DOI: http://dx.doi.org/10.7554/eLife.22911.029
Figure 7—figure supplement 1. Quantification of the spindle pole angle measurement in unsynchronized CNE-2Z and RPE1 cells.
Figure 7—figure supplement 2. Spindle length was not affected by 27 T SMF when spindle axis was normal to the field direction.
To find out whether chromosome alignment affected the spindle morphology change in the presence of 27 T field, we analyzed the spindle dimension and chromosome distribution (Figure 7E) for CENP-E inhibitor treated spindles that are normal to the field direction (the angle between spindle long axis to the magnetic field direction within 80–90 degree). It is interesting that the chromosome alignment or misalignment did actually affect the spindle ellipticity (Figure 7F, Figure 7—source data 3). Our results show that spindles with well aligned chromosomes became obviously wider in 27 T (p<0.005), but the morphology of spindles with misaligned chromosomes was not much affected (Figure 7F). We also noticed that spindles with well aligned chromosomes themselves are slightly wider in the sham control group compared to spindles with misaligned chromosomes (Figure 7F), which may have their microtubules relative easier to be aligned by a vertical magnetic field.
Discussion
We propose that the SMF-induced spindle orientation and morphology changes are due to the combined alignment effects of both microtubules and chromosomes in the magnetic field (Figure 8). When the field is oriented normal to the substrate, magnetic torques on both microtubules and chromatin may combine to re-orient spindles away from the surface plane, opposing torques on astral microtubules that promote the normal orientation. Application of the magnetic field parallel to the coverslip allowed us to discriminate torques on chromatin vs. microtubules, and in this case it appears that torques on well aligned chromatin dominated, aligning spindles preferentially with their microtubules normal to the field, and their metaphase plate parallel to the field (Figures 5 and 6). Our result is opposite to that proposed by Denegre et al, who studied Xenopus egg cleavage in 16.7 T high magnetic fields and theoretically proposed that the orientation of spindle in magnetic field is a result of the balance between aster microtubules and spindle microtubules (Denegre et al., 1998). They did not directly image spindles, but we note opposite results in the two systems might depend on huge size-scaling differences between the two systems we used. The cleavage plane in Xenopus eggs is oriented by huge microtubule asters with almost mm dimensions, while the amount of chromatin is the same as a mitotic cell. In contrast, the ratio of chromatin to microtubules is much larger in human somatic cells. Theoretical calculation predicted that the highly compacted mitotic chromosomes could be fully aligned by magnetic fields at around 1.4 T (Maret, 1990). Therefore the metaphase plate composed of chromosomes likely dominated the SMF-induced orientation in normal-sized somatic cells.
Figure 8. Models show that ultra-high SMFs align microtubules and chromosomes to change spindle orientation and morphology.

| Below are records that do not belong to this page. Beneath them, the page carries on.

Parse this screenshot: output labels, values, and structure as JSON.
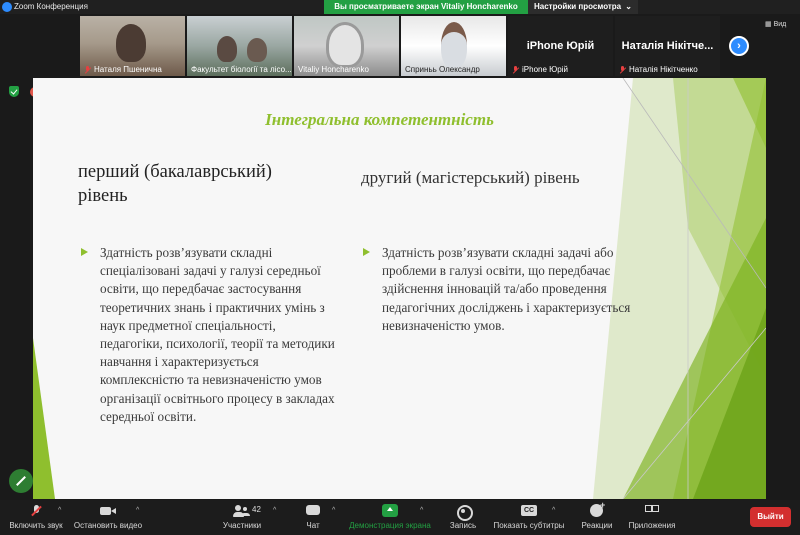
{
  "titlebar": {
    "app_title": "Zoom Конференция",
    "share_banner": "Вы просматриваете экран Vitaliy Honcharenko",
    "view_settings": "Настройки просмотра",
    "view_settings_chevron": "⌄"
  },
  "participants": [
    {
      "name": "Наталя Пшенична",
      "muted": true,
      "video": true
    },
    {
      "name": "Факультет біології та лісо...",
      "muted": false,
      "video": true
    },
    {
      "name": "Vitaliy Honcharenko",
      "muted": false,
      "video": true
    },
    {
      "name": "Сприньь Олександр",
      "muted": false,
      "video": true
    },
    {
      "name": "iPhone Юрій",
      "display_name": "iPhone Юрій",
      "muted": true,
      "video": false
    },
    {
      "name": "Наталія Нікітченко",
      "display_name": "Наталія Нікітче...",
      "muted": true,
      "video": false
    }
  ],
  "side_panel": {
    "view_label": "Вид",
    "next_page": "›"
  },
  "slide": {
    "title": "Інтегральна компетентність",
    "left_heading": "перший (бакалаврський) рівень",
    "right_heading": "другий (магістерський) рівень",
    "left_text": "Здатність розв’язувати складні спеціалізовані задачі у галузі середньої освіти, що передбачає застосування теоретичних знань і практичних умінь з наук предметної спеціальності, педагогіки, психології, теорії та методики навчання і характеризується комплексністю та невизначеністю умов організації освітнього процесу в закладах середньої освіти.",
    "right_text": "Здатність розв’язувати складні задачі або проблеми в галузі освіти, що передбачає здійснення інновацій та/або проведення педагогічних досліджень і характеризується невизначеністю умов.",
    "accent_color": "#8fbf2e"
  },
  "toolbar": {
    "mute_label": "Включить звук",
    "video_label": "Остановить видео",
    "participants_label": "Участники",
    "participants_count": "42",
    "chat_label": "Чат",
    "share_label": "Демонстрация экрана",
    "record_label": "Запись",
    "captions_label": "Показать субтитры",
    "reactions_label": "Реакции",
    "apps_label": "Приложения",
    "leave_label": "Выйти",
    "caret": "^"
  },
  "icons": [
    "zoom-logo-icon",
    "shield-check-icon",
    "recording-icon",
    "mic-off-icon",
    "camera-icon",
    "participants-icon",
    "chat-icon",
    "share-screen-icon",
    "record-icon",
    "captions-icon",
    "reactions-icon",
    "apps-icon",
    "annotate-pen-icon",
    "grid-view-icon",
    "chevron-right-icon"
  ],
  "colors": {
    "share_green": "#23a043",
    "zoom_blue": "#2d8cff",
    "leave_red": "#d32f2f",
    "slide_green": "#8fbf2e"
  }
}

Blue upward arrows show magnetic field direction. Cells were plated on coverslips, which were placed in the ultra-high magnetic field either normal to or in parallel with the field direction.
This is the first reported study that investigated the mammalian cellular responses to ultra-high magnetic field of above 20 T. The torque of a substance is equal to the product of magnetic field intensity and the magnetic susceptibility of the object, in which the susceptibility could also be field-dependent and can be Taylor expanded. This means that the torque could be parabolically proportional to the magnetic field strength. Thus, a high field has much more severe impact than a low field as far as field-induced alignment is concerned, and the relationship is not linear. Although there are various potential concerns for the safety issue of the high magnetic fields, the known biological effects of high fields of above 10 T are limited. There are only a few studies that have investigated the animal or human cells at ≥10 T. Nakahara et al and Zhao et al showed that 10 T or 13 T SMFs did not have obvious effects on the human-hamster hybrid (AL) cells, Chinese Hamster Ovary (CHO) cells or human primary skin fibroblasts (AG1522) cells (Nakahara et al., 2002; Zhao et al., 2010); Denegre et al found that 16.7 T large gradient SMFs can affect the division of Xenopus eggs, which is presumed to act through astral microtubules and spindles (Denegre et al., 1998); the Shang group found that 12-16-12T large gradient SMFs can affect microtubule actin crosslinking factor 1 (MACF1) expression and its association with cytoskeleton (Qian et al., 2009) as well as osteoblast ultrastructure and cell viability by disrupting collagen I or Febronectin/αβ1 integrin in human osteoblast-like cell lines (Qian et al., 2013); Valiron et al used 17 T, the highest SMF strength applied on cells so far and they did not observe strong cell killing effects (Valiron et al., 2005). Instead, they found that the cytoskeleton of interphase mouse embryo fibroblast 3T3 cells and human cervical cancer HeLa cells can be affected by 17 T SMF. Here we found that 27 T SMF does not have an immediate cell killing effects on human CNE-2Z and RPE1 cells but it changes the mitotic spindle orientation and morphology.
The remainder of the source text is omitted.